When I have been cross-examined, having written a report and then a review report the usual way of dealing with the review report is that I am asked to pick up the story from when I last saw that person. So why don’t I simply carry on from where I left off.
On a number of occasions I found that a review report is the only report I receive and the type of report carrying on from the last interview I mentioned above gives no background and to that extent is not informative.
Accordingly I provide a brief account of the incident and its aftermath and of any pre-existing relevant matters. I deal with the other medical reports by interweaving them into this narrative.
One note of caution. I saw a man for a WorkCover claim who was a carpenter working for his father’s construction company. His father and older brother were directors of the company. The company failed and his father and brother abandoned it. He was left to pick up the pieces. He had no training in management but felt committed to doing what he could for the subcontractors for the company, many of whom were his friends. It was in that context that he became severely anxious and depressed and ceased work 3 months later.

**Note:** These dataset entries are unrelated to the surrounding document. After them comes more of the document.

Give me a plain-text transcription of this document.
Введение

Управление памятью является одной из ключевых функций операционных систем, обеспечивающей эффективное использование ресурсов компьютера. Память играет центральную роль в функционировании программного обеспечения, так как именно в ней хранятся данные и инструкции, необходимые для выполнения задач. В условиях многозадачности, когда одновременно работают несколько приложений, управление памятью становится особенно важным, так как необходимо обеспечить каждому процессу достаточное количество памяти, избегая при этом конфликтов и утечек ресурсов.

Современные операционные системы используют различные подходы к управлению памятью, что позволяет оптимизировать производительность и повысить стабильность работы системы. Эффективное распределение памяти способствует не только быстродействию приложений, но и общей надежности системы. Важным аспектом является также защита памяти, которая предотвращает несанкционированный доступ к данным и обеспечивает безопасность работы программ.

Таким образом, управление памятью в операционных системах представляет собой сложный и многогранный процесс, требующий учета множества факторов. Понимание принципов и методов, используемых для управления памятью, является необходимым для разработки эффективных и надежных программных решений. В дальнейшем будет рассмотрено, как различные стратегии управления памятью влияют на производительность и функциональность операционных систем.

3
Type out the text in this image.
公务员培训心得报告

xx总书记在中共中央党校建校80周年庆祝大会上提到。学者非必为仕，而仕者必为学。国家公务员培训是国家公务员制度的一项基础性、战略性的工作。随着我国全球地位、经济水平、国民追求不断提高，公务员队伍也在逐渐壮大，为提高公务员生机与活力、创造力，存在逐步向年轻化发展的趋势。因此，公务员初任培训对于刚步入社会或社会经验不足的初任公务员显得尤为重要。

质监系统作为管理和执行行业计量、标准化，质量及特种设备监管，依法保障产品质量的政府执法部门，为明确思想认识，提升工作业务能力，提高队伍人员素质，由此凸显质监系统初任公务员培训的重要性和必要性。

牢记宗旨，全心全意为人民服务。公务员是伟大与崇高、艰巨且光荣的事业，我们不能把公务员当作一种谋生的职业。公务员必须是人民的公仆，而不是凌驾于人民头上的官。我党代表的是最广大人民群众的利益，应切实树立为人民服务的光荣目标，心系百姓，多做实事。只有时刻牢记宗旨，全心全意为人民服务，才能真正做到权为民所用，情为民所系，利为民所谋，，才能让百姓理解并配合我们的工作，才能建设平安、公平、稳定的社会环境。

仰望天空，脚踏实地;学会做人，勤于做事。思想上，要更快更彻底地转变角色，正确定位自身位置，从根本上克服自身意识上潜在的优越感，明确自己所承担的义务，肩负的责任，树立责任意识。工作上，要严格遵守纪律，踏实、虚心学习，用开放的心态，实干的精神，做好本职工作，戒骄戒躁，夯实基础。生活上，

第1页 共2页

I saw him initially and then six more times for review. Every time I saw him for review, my focus was on what had happened since I had last seen him. I failed to go back to the events surrounding his psychological collapse. When I was cross-examined the barrister took me to my description of the events surrounding his breakdown. I was surprised to realise how scanty was my description and embarrassed to realise that the two or three sentences I had written were largely taken from a psychological report written at about that time. I had checked with him and he had agreed that what she had written was correct. Nevertheless it was clearly inadequate and my failure to ask him further about this at the six subsequent visits left me with egg on my face.
As usual, when I have stuffed up like this, I go through 24 hours of managing my wounded ego and then focus on “how do I make sure this never happens again”. So when I see somebody for review I always make sure that my description of the initial event is accurate and if any further questions are in my mind I use the occasion to clarify these.
One last point, if the event for which I’m seeing the claimant occurred only 6 to 9 months previously or if the claimant is about to have surgery or to commence psychological or psychiatric treatment or attend a pain management program then I recommend that the claimant be sent back to see me after another 6- 12 months when the situation is likely to have stabilised.